If we want to understand the underlying reality of QM we have to know a couple of “facts”. First of all we have to know the primary properties – inclusive the structure – of the involved basic quantum fields, the electric field and the corresponding magnetic field. If we want to incorporate rest-mass carrying particles in our model, we also have to know the primary properties of the scalars of the Higgs field (and the mutual interactions of these 3 fields).
The formalism of QM is dominated by the mathematical theory of Probability. However, probability isn’t an “invented” mathematical model, it is a theory that originates from experiments, throwing dices. In other words, probability represents a basic property of the involved basic quantum fields so we have to understand “the emergence of probability” by the basic quantum fields.
So your question is: “Are we not smart enough to develop/discover the knowledge mentioned above?” Because I cannot see how these facts/knowledge can disobey human logic. Actually your question is about the intellectual capacities of the present theorists.
Well, I love it to read all those comments from the active members of ResearchGate (physics) who admit that their intellectual capacities are indeed too limited. ;-))
Anyway, Gerard 't Hooft will not agree: Article Fast Vacuum Fluctuations and the Emergence of Quantum Mechanics
As an indigenous member of the Southwesten region of the United States, I would cast your query in different terms. Specifically, Modernist ideology and Scientific ideology is exclusionary and confused. My Mexica ideology would suggest that the foundational basis of QM, more clearly delineated, would reveal that the core of QM is yet to be discovered under its' scientific explorations and when more ap-propriately understood, the flow of energy that flows within our universe and existence is fundamentally poetic in nature. Logical research will never be able to discover the deepest levels of truth until indigenous poetics are better understood. Heidigger has written on the topic of indigenous poetic epistemology in relation to Aztec ideology.
I think Feynmann felt he did not understand as much about QM as he would have liked, and that no one he spoke with could answer his questions to his satisfaction. I doubt his statement was much more than that.

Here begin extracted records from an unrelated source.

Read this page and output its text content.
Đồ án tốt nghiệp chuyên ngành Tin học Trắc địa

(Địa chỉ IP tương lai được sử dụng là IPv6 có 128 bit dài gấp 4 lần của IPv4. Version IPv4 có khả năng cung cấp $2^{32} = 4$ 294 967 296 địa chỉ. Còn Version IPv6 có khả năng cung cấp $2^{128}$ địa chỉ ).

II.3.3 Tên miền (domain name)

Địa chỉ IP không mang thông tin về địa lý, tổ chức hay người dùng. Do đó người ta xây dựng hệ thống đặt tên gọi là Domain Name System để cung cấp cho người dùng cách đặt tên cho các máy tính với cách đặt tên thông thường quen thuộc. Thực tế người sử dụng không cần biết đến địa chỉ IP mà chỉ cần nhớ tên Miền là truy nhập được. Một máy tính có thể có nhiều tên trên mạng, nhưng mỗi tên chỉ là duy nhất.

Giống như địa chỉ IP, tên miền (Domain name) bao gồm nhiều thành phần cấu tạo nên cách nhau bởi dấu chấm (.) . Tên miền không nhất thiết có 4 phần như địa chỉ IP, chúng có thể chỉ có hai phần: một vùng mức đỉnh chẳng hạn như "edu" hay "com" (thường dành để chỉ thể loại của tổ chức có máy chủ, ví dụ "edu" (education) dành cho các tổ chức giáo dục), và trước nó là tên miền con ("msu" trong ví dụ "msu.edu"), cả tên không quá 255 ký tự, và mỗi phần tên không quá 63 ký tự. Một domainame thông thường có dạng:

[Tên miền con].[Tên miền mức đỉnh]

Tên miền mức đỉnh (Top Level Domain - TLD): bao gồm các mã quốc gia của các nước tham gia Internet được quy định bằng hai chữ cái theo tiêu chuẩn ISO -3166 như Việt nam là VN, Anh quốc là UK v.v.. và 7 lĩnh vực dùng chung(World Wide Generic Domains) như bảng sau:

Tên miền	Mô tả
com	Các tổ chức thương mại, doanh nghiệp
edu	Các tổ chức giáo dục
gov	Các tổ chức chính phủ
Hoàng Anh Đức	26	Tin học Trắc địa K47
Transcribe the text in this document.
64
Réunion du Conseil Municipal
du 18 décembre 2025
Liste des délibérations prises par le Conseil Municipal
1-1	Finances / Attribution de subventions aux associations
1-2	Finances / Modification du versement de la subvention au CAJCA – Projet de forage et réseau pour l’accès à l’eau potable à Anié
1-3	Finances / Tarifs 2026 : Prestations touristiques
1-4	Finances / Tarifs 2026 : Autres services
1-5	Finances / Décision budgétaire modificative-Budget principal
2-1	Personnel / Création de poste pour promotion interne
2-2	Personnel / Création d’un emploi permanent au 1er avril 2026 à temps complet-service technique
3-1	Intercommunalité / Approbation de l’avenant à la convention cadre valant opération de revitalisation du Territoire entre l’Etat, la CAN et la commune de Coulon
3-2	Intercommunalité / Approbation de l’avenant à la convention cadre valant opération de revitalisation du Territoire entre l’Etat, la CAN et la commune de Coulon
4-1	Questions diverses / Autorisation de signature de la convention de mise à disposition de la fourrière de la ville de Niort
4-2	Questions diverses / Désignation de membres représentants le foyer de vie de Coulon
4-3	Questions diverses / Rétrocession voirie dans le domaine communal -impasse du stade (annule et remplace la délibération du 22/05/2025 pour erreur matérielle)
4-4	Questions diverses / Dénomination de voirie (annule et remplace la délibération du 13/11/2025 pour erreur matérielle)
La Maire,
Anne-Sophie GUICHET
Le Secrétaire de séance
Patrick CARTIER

I think, in answer to your question, that there is a difference. Our logic is not a static thing. Sometimes, as we achieve new realizations, we need to expand the scope of our logic. So 2-value logic gives way to multi- and continuous-valued logic.
QM is a wonderful example of how the law of the excluded middle (long a staple of mathematics and logic, and valuable in its place) clearly and quite naturally gives way to the logic of |UP>, |DOWN>, and |superposition>.
I believe that we don’t understand QM, that we need to keep thinking, and that we constantly need to reconsider our assumptions.
Finally, perhaps QM disobeys logics we have set down, but that does not mean that it must forever escape our powers of reason and invention.
It strikes me that Courtney, just above gets Feynman about right. Who doesn't think that they know too little about QM?
Regarding the relation of standard logic to QM, I recall that Hilary Putnam wrote an interesting paper on that topic. If memory serves me, he examined specific proposals for "quantum logic," --revision of standard logic to accommodate inferences in QM --and rejected them.
See Putnam 1979, Mathematics, Matter and Method, Philosophical Papers, vol. I. (Cambridge U.P.), and "The Logic of Quantum Mechanics," (pp. 174-196) in particular.
Understanding is limited to the degree one can predict. Human "logic" is somewhat undefined. However, I suggest Human logic must encompass a concept of cause and effect. QM does not have such an process.
Neither, a succesion of experiments, and interpretation, starting with the Planck explanation of the Black Body radiation near 1900, many years of looking at the Hydrogen spectrum, till the Bohr model , and the later Schrodinger solution around 1925, diffraction experimets interpreted a la de Broglie wave model, and so on, till this day.